Hija de guerreros y un país antiguo
entre el mar y la arena
triturada por cascos otomanos.
Una casa de puertas altas.
La casa del portón,
abierta con la llave del misterio
traído desde épocas y dioses
dueños del aire y la tierra.
La abuela que vio a Dios
con un dedo y el zapato viejo
hablando de oboes y manadas de caballos.
Mi abuela escucha el wolkwagen
y lo confunde con el lomo
de una caravana tragada
por un lago que amanece rojo.
Pamuk nunca ha pensado
en esta abuela ni puesto sus ojos
en la bahía donde vuela
un pájaro y se hunde
como una cola de ballena atascada.
 
 
 
Más que lámparas
 
Hice lo posible
para que no desaparecieras,
sin que yo dijera nada,
entre las otras cosas que salvan
algo más que las palabras.
Siempre me ha costado descifrar el mundo.
No soy un milagro.
No soy tu amante.
No soy un lenguaje.
No soy la voz de París ni tus ojos.
La Piat ve caer sobre sus párpados
cada ladrillo de su destino en un puente.
Sé que ella sobrepasó el canto y los cantos,
sus océanos y las gotas de otros océanos.

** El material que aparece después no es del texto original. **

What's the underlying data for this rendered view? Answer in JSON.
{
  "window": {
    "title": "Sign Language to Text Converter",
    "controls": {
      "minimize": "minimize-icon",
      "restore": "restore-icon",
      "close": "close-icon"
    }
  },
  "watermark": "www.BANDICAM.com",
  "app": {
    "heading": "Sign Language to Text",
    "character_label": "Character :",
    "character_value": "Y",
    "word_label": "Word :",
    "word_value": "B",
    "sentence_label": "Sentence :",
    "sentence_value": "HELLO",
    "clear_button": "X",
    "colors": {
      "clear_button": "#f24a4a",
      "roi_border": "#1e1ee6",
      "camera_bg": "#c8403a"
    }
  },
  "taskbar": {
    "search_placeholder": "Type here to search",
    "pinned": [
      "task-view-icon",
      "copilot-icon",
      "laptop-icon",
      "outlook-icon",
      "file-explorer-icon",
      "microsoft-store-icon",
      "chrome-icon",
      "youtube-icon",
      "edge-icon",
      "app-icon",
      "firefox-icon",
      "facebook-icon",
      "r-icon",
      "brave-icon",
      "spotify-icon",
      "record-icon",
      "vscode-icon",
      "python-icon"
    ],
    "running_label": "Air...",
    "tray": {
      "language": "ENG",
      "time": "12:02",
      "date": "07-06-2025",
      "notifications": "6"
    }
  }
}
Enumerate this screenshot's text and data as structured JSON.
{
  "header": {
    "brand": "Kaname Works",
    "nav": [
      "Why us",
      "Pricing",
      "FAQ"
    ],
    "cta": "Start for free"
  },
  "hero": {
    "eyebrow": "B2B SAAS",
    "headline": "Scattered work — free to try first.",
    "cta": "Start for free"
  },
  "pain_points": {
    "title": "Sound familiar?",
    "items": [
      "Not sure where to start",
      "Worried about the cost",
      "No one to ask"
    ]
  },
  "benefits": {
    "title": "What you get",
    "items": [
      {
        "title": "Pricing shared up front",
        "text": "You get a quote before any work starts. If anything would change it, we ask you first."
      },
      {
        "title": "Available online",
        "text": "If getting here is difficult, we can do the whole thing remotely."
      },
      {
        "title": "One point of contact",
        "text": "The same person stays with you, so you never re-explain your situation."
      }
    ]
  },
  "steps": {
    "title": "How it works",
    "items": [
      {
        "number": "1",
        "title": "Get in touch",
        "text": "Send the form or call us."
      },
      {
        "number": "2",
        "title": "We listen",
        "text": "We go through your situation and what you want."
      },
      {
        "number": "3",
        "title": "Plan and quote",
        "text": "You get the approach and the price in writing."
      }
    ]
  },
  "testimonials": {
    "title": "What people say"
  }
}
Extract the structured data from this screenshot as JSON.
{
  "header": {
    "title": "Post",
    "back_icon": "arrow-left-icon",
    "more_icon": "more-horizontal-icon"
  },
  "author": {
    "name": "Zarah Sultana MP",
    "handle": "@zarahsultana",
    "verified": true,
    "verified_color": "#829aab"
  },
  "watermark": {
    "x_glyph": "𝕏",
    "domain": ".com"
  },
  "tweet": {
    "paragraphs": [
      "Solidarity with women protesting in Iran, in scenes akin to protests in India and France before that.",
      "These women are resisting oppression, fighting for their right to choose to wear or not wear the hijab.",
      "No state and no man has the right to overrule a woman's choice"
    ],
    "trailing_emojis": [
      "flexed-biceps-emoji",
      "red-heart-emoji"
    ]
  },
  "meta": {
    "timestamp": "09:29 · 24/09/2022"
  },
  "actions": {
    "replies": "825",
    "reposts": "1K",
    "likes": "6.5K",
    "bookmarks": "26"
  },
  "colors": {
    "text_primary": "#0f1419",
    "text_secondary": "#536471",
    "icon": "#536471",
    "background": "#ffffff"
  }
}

La vi como un sombrero de nieve
entre los malecones y las bicicletas
con linternas ahogadas.
La vi entre las plumas y la mística del aire,
de unos monjes ciegos.
Sé que le dije no soy un tejón
que te miró desde la nieve.
Hice lo posible-imposible
para que tu mundo fuera
más que lámparas apagadas
en el corazón de un automóvil,
varado en la grieta que no me explica
tu verdadera soledad en las ciudades.
 
 
 
Metáfora
 
La conocí niña y la olvidé niña.
Entre ella y yo había una cinta azul
envuelta con espinas y claveles.
El blanco y negro me conoció niño
y me olvidó niño.
Una lagartija me observa desde el ático.
Ahora le da por seducirme
con la mañana y los pájaros del parque.
La infancia es una caldera de amores
porque son verdaderos
y guardan retratos en la memoria.
Tracé una línea y se desplomó el cielo.
Se ausentó la niña y me marché niño.
Dejó en mis ojos astillas de madera
para sujetar los recuerdos
en un cuaderno donde olvidé su nombre.
Dice la leyenda que un día
amaneció en la nieve
y el amor de una ciudad
la trajo a su antigua sepultura.
Sé que me conoció su sombra,
pero me olvidó el misterio de sus ojos.
Le mostré mis zapatillas
con la curiosidad de mis doce años
para saber por qué temblaba mi sangre.
Le pregunté que, cuando fuera adulta,
qué fragancia tendría su cuerpo
y el vestido cuyo color
no existe en las tiendas del año 65.
Suena una campana y la recuerdo.
La conocí niño y me olvidó niño.
Ahora vivo atrapado por una metáfora
porque ella ya no es una niña.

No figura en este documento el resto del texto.